The Regulation of Ion Transport Microenvironment in Micropores to Precisely Construct Porous Polymer Electrolytes for Solid-State Lithium–Metal Batteries

Porous solid-state polymer electrolytes have emerged as promising candidates for next-generation batteries owing to their superior safety, excellent interfacial compatibility, and efficient ion transport properties. However, systematically tuning the Li+ solvent microenvironment within the micropores of PIMs (inherent microporous polymers) to significantly enhance Li+ conduction remains unexplored. Herein, we propose a strategy for performing microenvironmental engineering within microporous channels. By creating interconnected subnanometer-scale ion transport channels within a rigid and twisted PIM backbone, we precisely regulate the Li+ solvent interactions in the pore microenvironment. This dual optimization enables the porous polymer electrolyte to exhibit an excellent room-temperature ionic conductivity of 1.08 × 10-3 S cm-1, a high lithium-ion transference number (0.88), and wide electrochemical window (5.2 V).

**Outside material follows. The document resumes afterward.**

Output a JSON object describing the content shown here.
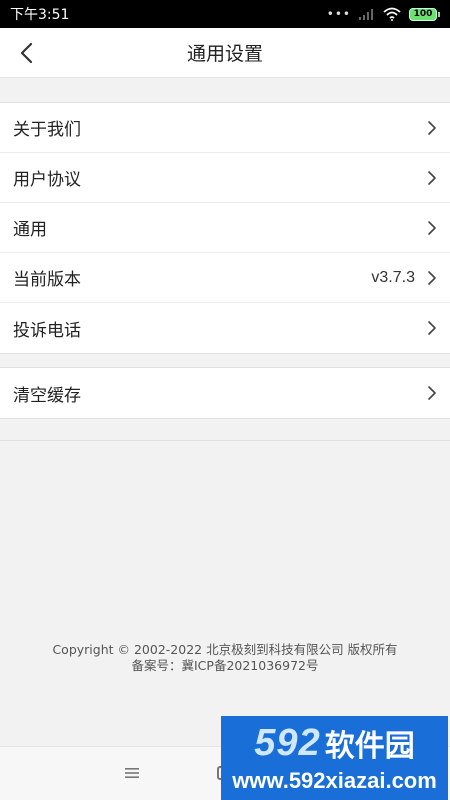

These superior electrochemical properties allow the assembled Li-Li symmetric battery to achieve stable deposition/plating over 1500 h at 0.1 mA cm-2. Consequently, the assembled LFP|PIM-CONH2|Li delivers an initial discharge specific capacity of 158.2 mAh g-1 at 0.5 and 25 °C, with a capacity retention rate of 93.6% after 400 cycles. More notably, the assembled pouch cells still exhibit a high discharge specific capacity of 139.2 mAh g-1 after folding and cutting under 0.5 C. Moreover, the introduction of our proposed nonflammable PIM-CONH2 electrolyte represents a significant advancement, facilitating the transition toward the practical implementation of high-safety and high-energy-density solid-state batteries.